Fabriken im engern Sinne hat Reutlingen nicht; außer den oben angeführten Papier-Fabriken und einer Pulvermühle; eine Türkischroth-Färberey, womit eine Baumwollenspinnerey verbunden war, hat neuerlich wieder aufgehört. Die Pulvermühle hatte im Jahre 1822 das Unglück in die Luft zu fliegen, wobey zwey Menschen ihr Leben verloren, sie ist aber jetzt wieder hergestellt.
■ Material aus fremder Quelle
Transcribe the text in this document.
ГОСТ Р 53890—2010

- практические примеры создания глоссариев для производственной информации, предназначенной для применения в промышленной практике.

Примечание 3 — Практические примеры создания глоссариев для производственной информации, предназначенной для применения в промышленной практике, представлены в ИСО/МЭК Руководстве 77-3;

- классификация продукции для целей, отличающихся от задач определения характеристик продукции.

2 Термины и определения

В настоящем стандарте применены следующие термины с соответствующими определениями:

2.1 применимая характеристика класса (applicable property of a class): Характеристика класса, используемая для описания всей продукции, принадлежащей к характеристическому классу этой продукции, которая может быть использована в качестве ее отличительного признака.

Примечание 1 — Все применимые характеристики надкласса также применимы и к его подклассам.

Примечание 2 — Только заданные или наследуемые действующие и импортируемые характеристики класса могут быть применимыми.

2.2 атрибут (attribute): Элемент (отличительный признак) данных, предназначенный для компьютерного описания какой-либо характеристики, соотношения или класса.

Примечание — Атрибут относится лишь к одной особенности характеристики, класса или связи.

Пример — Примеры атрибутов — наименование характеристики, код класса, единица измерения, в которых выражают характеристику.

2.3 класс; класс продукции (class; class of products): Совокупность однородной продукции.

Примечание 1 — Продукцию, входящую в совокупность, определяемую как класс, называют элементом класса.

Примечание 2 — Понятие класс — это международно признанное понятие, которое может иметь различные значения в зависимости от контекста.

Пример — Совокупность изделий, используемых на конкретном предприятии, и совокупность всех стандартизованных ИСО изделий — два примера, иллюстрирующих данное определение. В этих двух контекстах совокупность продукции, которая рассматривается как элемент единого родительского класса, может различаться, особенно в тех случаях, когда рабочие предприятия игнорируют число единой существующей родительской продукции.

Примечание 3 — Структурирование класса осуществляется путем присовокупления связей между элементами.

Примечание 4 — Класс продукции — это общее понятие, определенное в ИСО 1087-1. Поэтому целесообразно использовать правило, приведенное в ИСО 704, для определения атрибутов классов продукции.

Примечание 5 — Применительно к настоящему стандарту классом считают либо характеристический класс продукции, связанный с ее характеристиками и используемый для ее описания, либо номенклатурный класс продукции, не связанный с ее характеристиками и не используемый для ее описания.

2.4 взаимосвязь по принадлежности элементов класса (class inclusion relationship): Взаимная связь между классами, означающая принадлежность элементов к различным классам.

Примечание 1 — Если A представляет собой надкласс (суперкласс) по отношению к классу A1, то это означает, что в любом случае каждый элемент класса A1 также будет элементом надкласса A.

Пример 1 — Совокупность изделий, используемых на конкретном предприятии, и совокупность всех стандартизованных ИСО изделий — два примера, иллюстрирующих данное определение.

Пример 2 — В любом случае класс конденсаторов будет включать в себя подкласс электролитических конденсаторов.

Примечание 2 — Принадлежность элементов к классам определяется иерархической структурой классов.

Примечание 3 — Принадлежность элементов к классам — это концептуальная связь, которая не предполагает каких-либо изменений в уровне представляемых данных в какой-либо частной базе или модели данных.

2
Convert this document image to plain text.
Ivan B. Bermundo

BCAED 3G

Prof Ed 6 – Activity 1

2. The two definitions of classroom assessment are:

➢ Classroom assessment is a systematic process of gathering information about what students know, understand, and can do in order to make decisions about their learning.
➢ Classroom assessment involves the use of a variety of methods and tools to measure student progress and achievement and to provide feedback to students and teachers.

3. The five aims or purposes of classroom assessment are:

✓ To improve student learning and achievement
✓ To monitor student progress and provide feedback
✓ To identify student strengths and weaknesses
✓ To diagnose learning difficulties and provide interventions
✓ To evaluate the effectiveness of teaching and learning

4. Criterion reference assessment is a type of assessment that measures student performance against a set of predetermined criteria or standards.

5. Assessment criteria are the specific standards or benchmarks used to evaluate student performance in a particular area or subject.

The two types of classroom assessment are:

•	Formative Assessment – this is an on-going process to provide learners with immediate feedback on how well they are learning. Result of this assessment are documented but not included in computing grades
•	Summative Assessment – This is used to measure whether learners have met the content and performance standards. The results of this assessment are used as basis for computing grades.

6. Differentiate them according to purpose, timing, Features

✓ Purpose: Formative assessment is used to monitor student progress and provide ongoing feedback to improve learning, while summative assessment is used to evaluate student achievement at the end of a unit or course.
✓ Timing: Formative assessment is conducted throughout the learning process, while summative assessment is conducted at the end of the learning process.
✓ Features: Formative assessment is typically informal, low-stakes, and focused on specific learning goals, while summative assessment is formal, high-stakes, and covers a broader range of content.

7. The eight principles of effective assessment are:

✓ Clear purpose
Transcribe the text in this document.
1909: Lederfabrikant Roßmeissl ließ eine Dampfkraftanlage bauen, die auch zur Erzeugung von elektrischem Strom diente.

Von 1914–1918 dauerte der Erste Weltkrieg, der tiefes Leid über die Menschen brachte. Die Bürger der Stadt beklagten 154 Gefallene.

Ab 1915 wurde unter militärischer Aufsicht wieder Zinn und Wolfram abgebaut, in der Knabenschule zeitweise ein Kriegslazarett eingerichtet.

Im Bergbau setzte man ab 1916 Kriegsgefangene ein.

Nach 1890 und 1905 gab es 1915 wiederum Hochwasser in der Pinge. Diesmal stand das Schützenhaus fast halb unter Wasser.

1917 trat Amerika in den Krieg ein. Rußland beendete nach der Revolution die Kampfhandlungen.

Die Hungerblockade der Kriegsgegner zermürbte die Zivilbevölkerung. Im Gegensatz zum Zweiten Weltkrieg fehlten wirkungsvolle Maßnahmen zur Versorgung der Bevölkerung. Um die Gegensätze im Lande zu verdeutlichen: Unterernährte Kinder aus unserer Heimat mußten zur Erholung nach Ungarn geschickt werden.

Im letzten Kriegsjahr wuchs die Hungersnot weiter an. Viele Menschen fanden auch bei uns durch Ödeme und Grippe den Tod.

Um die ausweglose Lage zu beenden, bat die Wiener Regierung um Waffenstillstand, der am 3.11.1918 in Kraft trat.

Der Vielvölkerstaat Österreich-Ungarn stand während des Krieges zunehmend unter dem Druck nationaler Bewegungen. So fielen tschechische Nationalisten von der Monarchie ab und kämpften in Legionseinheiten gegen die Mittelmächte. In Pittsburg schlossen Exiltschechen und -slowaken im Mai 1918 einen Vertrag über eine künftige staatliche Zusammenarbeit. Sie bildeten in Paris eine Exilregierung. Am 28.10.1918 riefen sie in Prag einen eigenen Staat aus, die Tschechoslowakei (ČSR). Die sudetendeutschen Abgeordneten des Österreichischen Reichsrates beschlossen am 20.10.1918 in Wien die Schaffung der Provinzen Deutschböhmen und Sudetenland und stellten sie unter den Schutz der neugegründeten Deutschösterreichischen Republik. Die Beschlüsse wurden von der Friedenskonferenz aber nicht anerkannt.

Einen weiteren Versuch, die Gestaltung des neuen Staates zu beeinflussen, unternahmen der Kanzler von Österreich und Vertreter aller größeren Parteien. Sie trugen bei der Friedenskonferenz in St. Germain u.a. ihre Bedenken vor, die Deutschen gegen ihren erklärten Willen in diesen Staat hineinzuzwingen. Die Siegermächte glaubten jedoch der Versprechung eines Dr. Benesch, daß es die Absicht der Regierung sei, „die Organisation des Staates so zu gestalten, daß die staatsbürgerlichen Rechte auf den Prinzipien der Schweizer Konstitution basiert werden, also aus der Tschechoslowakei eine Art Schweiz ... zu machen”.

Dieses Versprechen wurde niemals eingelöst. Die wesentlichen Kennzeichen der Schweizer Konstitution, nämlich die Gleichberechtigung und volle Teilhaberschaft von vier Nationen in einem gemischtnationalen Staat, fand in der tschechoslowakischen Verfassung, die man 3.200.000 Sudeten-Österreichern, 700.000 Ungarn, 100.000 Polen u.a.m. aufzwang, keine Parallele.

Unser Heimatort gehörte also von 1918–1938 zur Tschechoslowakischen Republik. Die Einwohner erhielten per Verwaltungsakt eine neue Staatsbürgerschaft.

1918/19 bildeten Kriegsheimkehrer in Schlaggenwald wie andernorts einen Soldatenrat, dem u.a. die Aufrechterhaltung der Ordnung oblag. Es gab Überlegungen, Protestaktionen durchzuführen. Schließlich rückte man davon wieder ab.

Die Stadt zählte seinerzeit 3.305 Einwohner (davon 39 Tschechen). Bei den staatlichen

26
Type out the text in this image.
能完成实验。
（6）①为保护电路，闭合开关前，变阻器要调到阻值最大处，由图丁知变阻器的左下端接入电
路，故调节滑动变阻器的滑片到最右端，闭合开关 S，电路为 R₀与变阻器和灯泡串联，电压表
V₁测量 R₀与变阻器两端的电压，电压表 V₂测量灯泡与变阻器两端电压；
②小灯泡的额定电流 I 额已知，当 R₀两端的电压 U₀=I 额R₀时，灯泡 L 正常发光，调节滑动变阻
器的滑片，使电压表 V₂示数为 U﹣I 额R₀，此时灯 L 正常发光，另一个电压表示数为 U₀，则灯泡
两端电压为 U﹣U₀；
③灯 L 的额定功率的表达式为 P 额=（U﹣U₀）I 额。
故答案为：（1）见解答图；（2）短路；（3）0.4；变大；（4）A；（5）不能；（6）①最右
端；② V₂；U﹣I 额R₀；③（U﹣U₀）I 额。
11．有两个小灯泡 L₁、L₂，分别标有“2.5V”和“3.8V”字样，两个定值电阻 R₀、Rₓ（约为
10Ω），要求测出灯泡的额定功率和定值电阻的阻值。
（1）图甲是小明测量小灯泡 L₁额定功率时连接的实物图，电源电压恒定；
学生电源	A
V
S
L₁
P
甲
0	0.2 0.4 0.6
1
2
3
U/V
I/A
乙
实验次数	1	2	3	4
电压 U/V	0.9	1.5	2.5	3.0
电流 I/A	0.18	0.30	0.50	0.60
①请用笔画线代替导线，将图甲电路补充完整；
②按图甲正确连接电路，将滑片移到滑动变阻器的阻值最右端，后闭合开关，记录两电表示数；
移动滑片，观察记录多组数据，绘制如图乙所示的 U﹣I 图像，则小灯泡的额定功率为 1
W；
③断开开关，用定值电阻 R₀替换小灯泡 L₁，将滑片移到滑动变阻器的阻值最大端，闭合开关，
Sehr förderlich ist dem Gewerbe in Reutlingen der Echazfluß, welcher in mehreren Canälen vertheilt ist.
Die Mühlen und Werke sind in der Tabelle 4. zu finden; hier ist noch zu bemerken: ein Bad, das Kuzisbad genannt, eine kleine Privatanstalt, die jedoch einzig zum Baden [88] eingerichtet ist, ihre eigene, aber nicht mineralische, Quelle hat und deßwegen die hiesige Schwefelquelle benutzt.
Der Handel ist nicht unbedeutend; ein höherer Handelsgeist hat jedoch in Reutlingen nie geherrscht; eine Ursache davon mag die Abgeschiedenheit von den Handelsstraßen bisher gewesen seyn.
Der Handel besteht hauptsächlich in Manufakturwaaren; die zwey bedeutendsten Handlungen sind nach dem Kataster die von Sixt Jakob und Wilhelm Finkh und die von Johann Georg, Christian und Wilhelm Fink.
Die Stadt hat drey Jahrmärkte, und eben so viele Wochenmärkte, welche zugleich Fruchtmärkte sind.
Die Landwirthschaft ist zwar ein untergeordneter, dennoch nicht unwichtiger Nahrungszweig. Die Stadt besitzt eine große Markung, und erzeugt viel Obst, Wein, Gemüse, hauptsächlich aber viel Heu und Öhmd. Vergl. S. 59.